Realizou-se cesariana às 38 semanas por apresentação pélvica em primípara, com
extracção de um recém-nascido saudável, do sexo masculino, 3450 g de peso, IA
9/10. Puerpério sem complicações, com aleitamento materno.
DISCUSSÃO
Previamente à introdução da penicilamina, as gestações nas mulheres com doença
de Wilson eram infrequentes, devido à redução da fertilidade provocada pela
doença. Actualmente, com o diagnóstico e início precoce da terapêutica, as
taxas de fertilidade melhoraram (15). Desta forma, a gravidez na mulher com
doença de Wilson apresenta-se como um desafio. O objectivo da terapêutica na
grávida será manter o controlo adequado da doença, evitar a teratogenicidade no
feto e prevenir a interferência na cicatrização da ferida operatória no caso de
cesariana.
Brewer e col. (11) relatam uma série de 19 mulheres tratadas com acetato de
zinco durante 26 gestações, das quais resultaram 24 crianças normais, uma com
defeito cardíaco congénito e uma com microcefalia. Defendem, por isso, que o
zinco é o agente de escolha durante a gravidez, devido à sua segurança para o
feto e que deverá ser mantido na dose de 50 mg, 3 vezes ao dia. Desconhecem-se
efeitos teratogénicos em animais e humanos com este fármaco.
Scheinberg e Sternlieb (16) relatam uma série de 18 mulheres tratadas com
penicilamina durante 29 gestações, das quais resultaram 29 crianças normais.

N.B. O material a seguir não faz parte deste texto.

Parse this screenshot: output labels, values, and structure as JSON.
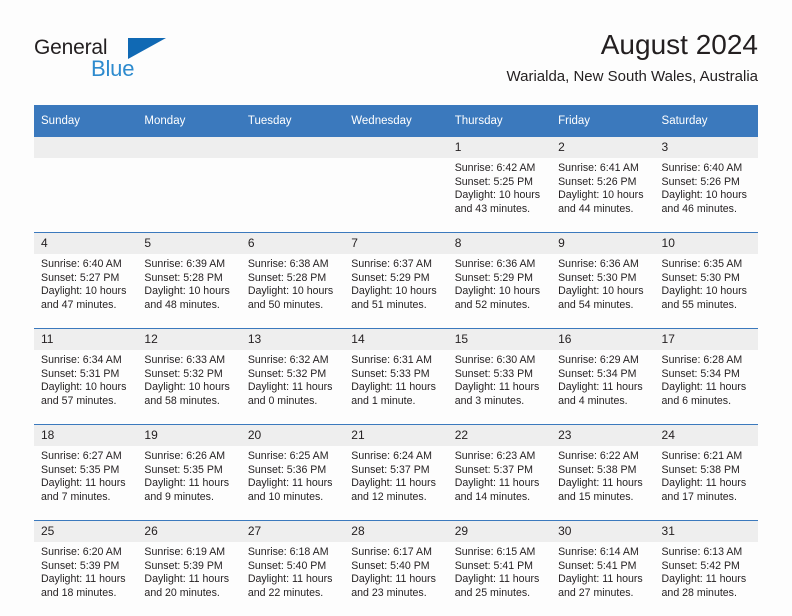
{
  "brand": {
    "name_part1": "General",
    "name_part2": "Blue",
    "flag_icon": "triangle-flag-icon"
  },
  "header": {
    "title": "August 2024",
    "subtitle": "Warialda, New South Wales, Australia"
  },
  "colors": {
    "header_blue": "#3b79bd",
    "brand_blue": "#2e8bce",
    "flag_blue": "#1069b4",
    "daynum_band": "#eeeeee",
    "text": "#231f20",
    "page_bg": "#fdfdfd"
  },
  "weekday_headers": [
    "Sunday",
    "Monday",
    "Tuesday",
    "Wednesday",
    "Thursday",
    "Friday",
    "Saturday"
  ],
  "weeks": [
    [
      {
        "day": "",
        "blank": true,
        "sunrise": "",
        "sunset": "",
        "daylight1": "",
        "daylight2": ""
      },
      {
        "day": "",
        "blank": true,
        "sunrise": "",
        "sunset": "",
        "daylight1": "",
        "daylight2": ""
      },
      {
        "day": "",
        "blank": true,
        "sunrise": "",
        "sunset": "",
        "daylight1": "",
        "daylight2": ""
      },
      {
        "day": "",
        "blank": true,
        "sunrise": "",
        "sunset": "",
        "daylight1": "",
        "daylight2": ""
      },
      {
        "day": "1",
        "blank": false,
        "sunrise": "Sunrise: 6:42 AM",
        "sunset": "Sunset: 5:25 PM",
        "daylight1": "Daylight: 10 hours",
        "daylight2": "and 43 minutes."
      },
      {
        "day": "2",
        "blank": false,
        "sunrise": "Sunrise: 6:41 AM",
        "sunset": "Sunset: 5:26 PM",
        "daylight1": "Daylight: 10 hours",
        "daylight2": "and 44 minutes."
      },
      {
        "day": "3",
        "blank": false,
        "sunrise": "Sunrise: 6:40 AM",
        "sunset": "Sunset: 5:26 PM",
        "daylight1": "Daylight: 10 hours",
        "daylight2": "and 46 minutes."
      }
    ],
    [
      {
        "day": "4",
        "blank": false,
        "sunrise": "Sunrise: 6:40 AM",
        "sunset": "Sunset: 5:27 PM",
        "daylight1": "Daylight: 10 hours",
        "daylight2": "and 47 minutes."
      },
      {
        "day": "5",
        "blank": false,
        "sunrise": "Sunrise: 6:39 AM",
        "sunset": "Sunset: 5:28 PM",
        "daylight1": "Daylight: 10 hours",
        "daylight2": "and 48 minutes."
      },
      {
        "day": "6",
        "blank": false,
        "sunrise": "Sunrise: 6:38 AM",
        "sunset": "Sunset: 5:28 PM",
        "daylight1": "Daylight: 10 hours",
        "daylight2": "and 50 minutes."
      },
      {
        "day": "7",
        "blank": false,
        "sunrise": "Sunrise: 6:37 AM",
        "sunset": "Sunset: 5:29 PM",
        "daylight1": "Daylight: 10 hours",
        "daylight2": "and 51 minutes."
      },
      {
        "day": "8",
        "blank": false,
        "sunrise": "Sunrise: 6:36 AM",
        "sunset": "Sunset: 5:29 PM",
        "daylight1": "Daylight: 10 hours",
        "daylight2": "and 52 minutes."
      },
      {
        "day": "9",
        "blank": false,
        "sunrise": "Sunrise: 6:36 AM",
        "sunset": "Sunset: 5:30 PM",
        "daylight1": "Daylight: 10 hours",
        "daylight2": "and 54 minutes."
      },
      {
        "day": "10",
        "blank": false,
        "sunrise": "Sunrise: 6:35 AM",
        "sunset": "Sunset: 5:30 PM",
        "daylight1": "Daylight: 10 hours",
        "daylight2": "and 55 minutes."
      }
    ],
    [
      {
        "day": "11",
        "blank": false,
        "sunrise": "Sunrise: 6:34 AM",
        "sunset": "Sunset: 5:31 PM",
        "daylight1": "Daylight: 10 hours",
        "daylight2": "and 57 minutes."
      },
      {
        "day": "12",
        "blank": false,
        "sunrise": "Sunrise: 6:33 AM",
        "sunset": "Sunset: 5:32 PM",
        "daylight1": "Daylight: 10 hours",
        "daylight2": "and 58 minutes."
      },
      {
        "day": "13",
        "blank": false,
        "sunrise": "Sunrise: 6:32 AM",
        "sunset": "Sunset: 5:32 PM",
        "daylight1": "Daylight: 11 hours",
        "daylight2": "and 0 minutes."
      },
      {
        "day": "14",
        "blank": false,
        "sunrise": "Sunrise: 6:31 AM",
        "sunset": "Sunset: 5:33 PM",
        "daylight1": "Daylight: 11 hours",
        "daylight2": "and 1 minute."
      },
      {
        "day": "15",
        "blank": false,
        "sunrise": "Sunrise: 6:30 AM",
        "sunset": "Sunset: 5:33 PM",
        "daylight1": "Daylight: 11 hours",
        "daylight2": "and 3 minutes."
      },
      {
        "day": "16",
        "blank": false,
        "sunrise": "Sunrise: 6:29 AM",
        "sunset": "Sunset: 5:34 PM",
        "daylight1": "Daylight: 11 hours",
        "daylight2": "and 4 minutes."
      },
      {
        "day": "17",
        "blank": false,
        "sunrise": "Sunrise: 6:28 AM",
        "sunset": "Sunset: 5:34 PM",
        "daylight1": "Daylight: 11 hours",
        "daylight2": "and 6 minutes."
      }
    ],
    [
      {
        "day": "18",
        "blank": false,
        "sunrise": "Sunrise: 6:27 AM",
        "sunset": "Sunset: 5:35 PM",
        "daylight1": "Daylight: 11 hours",
        "daylight2": "and 7 minutes."
      },
      {
        "day": "19",
        "blank": false,
        "sunrise": "Sunrise: 6:26 AM",
        "sunset": "Sunset: 5:35 PM",
        "daylight1": "Daylight: 11 hours",
        "daylight2": "and 9 minutes."
      },
      {
        "day": "20",
        "blank": false,
        "sunrise": "Sunrise: 6:25 AM",
        "sunset": "Sunset: 5:36 PM",
        "daylight1": "Daylight: 11 hours",
        "daylight2": "and 10 minutes."
      },
      {
        "day": "21",
        "blank": false,
        "sunrise": "Sunrise: 6:24 AM",
        "sunset": "Sunset: 5:37 PM",
        "daylight1": "Daylight: 11 hours",
        "daylight2": "and 12 minutes."
      },
      {
        "day": "22",
        "blank": false,
        "sunrise": "Sunrise: 6:23 AM",
        "sunset": "Sunset: 5:37 PM",
        "daylight1": "Daylight: 11 hours",
        "daylight2": "and 14 minutes."
      },
      {
        "day": "23",
        "blank": false,
        "sunrise": "Sunrise: 6:22 AM",
        "sunset": "Sunset: 5:38 PM",
        "daylight1": "Daylight: 11 hours",
        "daylight2": "and 15 minutes."
      },
      {
        "day": "24",
        "blank": false,
        "sunrise": "Sunrise: 6:21 AM",
        "sunset": "Sunset: 5:38 PM",
        "daylight1": "Daylight: 11 hours",
        "daylight2": "and 17 minutes."
      }
    ],
    [
      {
        "day": "25",
        "blank": false,
        "sunrise": "Sunrise: 6:20 AM",
        "sunset": "Sunset: 5:39 PM",
        "daylight1": "Daylight: 11 hours",
        "daylight2": "and 18 minutes."
      },
      {
        "day": "26",
        "blank": false,
        "sunrise": "Sunrise: 6:19 AM",
        "sunset": "Sunset: 5:39 PM",
        "daylight1": "Daylight: 11 hours",
        "daylight2": "and 20 minutes."
      },
      {
        "day": "27",
        "blank": false,
        "sunrise": "Sunrise: 6:18 AM",
        "sunset": "Sunset: 5:40 PM",
        "daylight1": "Daylight: 11 hours",
        "daylight2": "and 22 minutes."
      },
      {
        "day": "28",
        "blank": false,
        "sunrise": "Sunrise: 6:17 AM",
        "sunset": "Sunset: 5:40 PM",
        "daylight1": "Daylight: 11 hours",
        "daylight2": "and 23 minutes."
      },
      {
        "day": "29",
        "blank": false,
        "sunrise": "Sunrise: 6:15 AM",
        "sunset": "Sunset: 5:41 PM",
        "daylight1": "Daylight: 11 hours",
        "daylight2": "and 25 minutes."
      },
      {
        "day": "30",
        "blank": false,
        "sunrise": "Sunrise: 6:14 AM",
        "sunset": "Sunset: 5:41 PM",
        "daylight1": "Daylight: 11 hours",
        "daylight2": "and 27 minutes."
      },
      {
        "day": "31",
        "blank": false,
        "sunrise": "Sunrise: 6:13 AM",
        "sunset": "Sunset: 5:42 PM",
        "daylight1": "Daylight: 11 hours",
        "daylight2": "and 28 minutes."
      }
    ]
  ]
}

Sternlieb (17) faz uma revisão de casos publicados de grávidas com doença de
Wilson, tratadas com agentes quelantes. Recolheu 111 casos de mulheres tratadas
com penicilamina, durante 153 gestações, das quais resultaram 144 recém-
nascidos normais, 2 abortos terapêuticos (um caso de hipertensão portal e
varizes esofágicas e outro caso de espinha bífida), 2 abortos espontâneos e 3
recém-nascidos pré-termo. Foi descrito um caso de manosidose, um de fenda do
palato e uma morte fetal in útero. Reuniu 17 casos de mulheres tratadas com
trientina, durante 22 gestações, das quais resultaram 19 recém-nascidos
normais, tendo-se procedido a um aborto terapêutico e um dos fetos apresentava
isocromossoma X.
A segurança do uso da trientina durante a gravidez não está bem definida, uma
vez que a sua experiência é mais limitada. Estudos em animais sugerem uma
potencial teratogenicidade deste fármaco. A penicilamina pode ter efeito
teratogénico em animais e humanos, tais como síndrome de cútis laxa,
micrognatia (18) e foi já descrito um caso de embriopatia severa por
penicilamina (19). No entanto, pensa-se que os efeitos teratogénicos dos
agentes quelantes não se verificam nas doentes de Wilson, uma vez que as doses
necessárias nesta patologia são inferiores às dos doentes com cistinúria (17).
A American Association for the Study of Liver Diseasessugere que o tratamento
deve ser mantido durante a gestação e a dose deve ser reduzida em 25 a 50% da
dose prégestacional, particularmente no terceiro trimestre, para permitir uma
melhor cicatrização da ferida operatória, no caso de ser necessária uma
cesariana (6). A interrupção da terapêutica associa-se a um alto risco de
episódios hemolíticos com insuficiência hepática, falência hepática fulminante e
morte materna (20,21). Portanto, parece que o risco de interromper a
terapêutica é substancialmente maior do que o risco de teratogenicidade.
Também durante o aleitamento materno a terapêutica da doença de Wilson deverá
ser mantida, pois não têm sido descritos efeitos nocivos para o bebé, apesar
das concentrações de cobre e zinco noleite materno poderem estar reduzidas
(17).
Os três casos descritos neste artigo vêm corroborar a importância da manutenção
da terapêutica da doença de Wilson. Não ocorreu qualquer agravamento materno da
doença nem nenhuma complicação na gravidez. De qualquer forma, seria importante
a realização de estudos prospectivos para comparar a eficácia e segurança dos
fármacos disponíveis para o tratamento da doença de Wilson, durante a gravidez.